As part of this recapitalization, the company issued convertible notes carrying an annual interest rate of 7.5%. These notes are convertible into common shares at a price of CAD $1.83 per share. A mandatory conversion feature will be triggered if the company’s TSX-listed stock closes above CAD $2.75 for ten consecutive trading days.
Structural Challenges and Regulatory Landscape
Despite operational improvements, significant headwinds remain. Over the last twelve months, Canopy’s total losses amounted to CAD $326.6 million, with $78.7 million in cash burned from ongoing operations alone. The stock price fell roughly 60% during 2025, and over a five-year horizon, the decline exceeds 99%.

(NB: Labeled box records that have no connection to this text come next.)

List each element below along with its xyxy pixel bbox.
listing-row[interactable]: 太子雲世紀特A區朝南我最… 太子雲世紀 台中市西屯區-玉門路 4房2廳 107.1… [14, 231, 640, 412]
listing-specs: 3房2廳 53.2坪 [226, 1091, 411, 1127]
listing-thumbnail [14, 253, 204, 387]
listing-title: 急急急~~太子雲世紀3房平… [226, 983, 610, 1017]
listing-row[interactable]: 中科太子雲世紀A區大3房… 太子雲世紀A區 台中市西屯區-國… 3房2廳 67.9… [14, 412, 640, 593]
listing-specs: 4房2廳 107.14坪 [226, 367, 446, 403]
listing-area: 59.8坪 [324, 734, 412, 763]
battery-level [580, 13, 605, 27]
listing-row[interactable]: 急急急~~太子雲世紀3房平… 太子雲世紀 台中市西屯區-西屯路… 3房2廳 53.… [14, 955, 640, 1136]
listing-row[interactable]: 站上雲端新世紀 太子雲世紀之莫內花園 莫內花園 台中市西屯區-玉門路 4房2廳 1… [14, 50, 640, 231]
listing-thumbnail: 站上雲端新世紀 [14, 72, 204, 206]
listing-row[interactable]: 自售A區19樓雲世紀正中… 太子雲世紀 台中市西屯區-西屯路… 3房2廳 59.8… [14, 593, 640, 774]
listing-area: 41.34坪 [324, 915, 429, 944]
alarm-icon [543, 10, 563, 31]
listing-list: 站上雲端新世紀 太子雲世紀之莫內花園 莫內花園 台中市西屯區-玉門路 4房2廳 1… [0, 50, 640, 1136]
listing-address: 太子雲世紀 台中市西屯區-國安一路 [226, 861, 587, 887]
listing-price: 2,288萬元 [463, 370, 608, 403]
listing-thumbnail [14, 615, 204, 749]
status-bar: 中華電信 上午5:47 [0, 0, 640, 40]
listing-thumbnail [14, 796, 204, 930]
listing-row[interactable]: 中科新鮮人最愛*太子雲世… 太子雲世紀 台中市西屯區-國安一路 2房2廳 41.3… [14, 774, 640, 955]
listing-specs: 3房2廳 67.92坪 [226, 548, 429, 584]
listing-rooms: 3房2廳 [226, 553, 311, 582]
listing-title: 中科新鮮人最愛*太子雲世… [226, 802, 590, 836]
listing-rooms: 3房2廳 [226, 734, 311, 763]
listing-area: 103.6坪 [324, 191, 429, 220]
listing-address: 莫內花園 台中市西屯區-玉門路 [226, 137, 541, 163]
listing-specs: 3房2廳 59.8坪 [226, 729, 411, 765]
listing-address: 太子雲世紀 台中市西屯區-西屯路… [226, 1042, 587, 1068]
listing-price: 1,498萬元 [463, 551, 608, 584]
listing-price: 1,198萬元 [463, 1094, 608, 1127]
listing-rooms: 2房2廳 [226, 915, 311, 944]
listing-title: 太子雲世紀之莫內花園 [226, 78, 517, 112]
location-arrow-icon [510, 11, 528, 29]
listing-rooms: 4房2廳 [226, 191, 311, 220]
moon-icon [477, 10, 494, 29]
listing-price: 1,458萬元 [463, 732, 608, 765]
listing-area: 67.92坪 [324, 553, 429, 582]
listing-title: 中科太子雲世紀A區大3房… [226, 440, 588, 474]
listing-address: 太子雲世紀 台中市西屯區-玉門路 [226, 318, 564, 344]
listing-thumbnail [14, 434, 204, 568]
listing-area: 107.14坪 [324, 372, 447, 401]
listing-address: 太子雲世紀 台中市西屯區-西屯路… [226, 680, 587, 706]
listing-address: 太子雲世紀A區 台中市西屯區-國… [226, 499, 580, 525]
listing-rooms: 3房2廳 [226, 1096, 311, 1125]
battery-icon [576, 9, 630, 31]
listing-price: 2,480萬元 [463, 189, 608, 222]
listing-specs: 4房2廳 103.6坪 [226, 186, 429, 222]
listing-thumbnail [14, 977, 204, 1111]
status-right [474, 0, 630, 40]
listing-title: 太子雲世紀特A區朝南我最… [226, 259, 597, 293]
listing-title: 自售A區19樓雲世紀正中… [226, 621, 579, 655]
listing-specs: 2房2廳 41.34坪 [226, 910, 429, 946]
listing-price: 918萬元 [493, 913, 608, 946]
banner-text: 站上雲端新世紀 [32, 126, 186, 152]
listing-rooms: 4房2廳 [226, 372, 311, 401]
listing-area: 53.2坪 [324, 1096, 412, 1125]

On the regulatory front, a recent executive order by U.S. President Trump reclassified cannabis from Schedule I to Schedule III under federal law. This shift could potentially grant industry players access to banking services and tax benefits. However, it does not equate to full federal legalization, meaning the U.S. market remains out of reach for Canopy Growth, which is listed on the Nasdaq.
Company leadership is targeting a positive adjusted EBITDA for fiscal year 2027. The feasibility of this timeline hinges critically on the company’s ability to stabilize its margins and successfully integrate MTL Cannabis to deliver the projected synergies.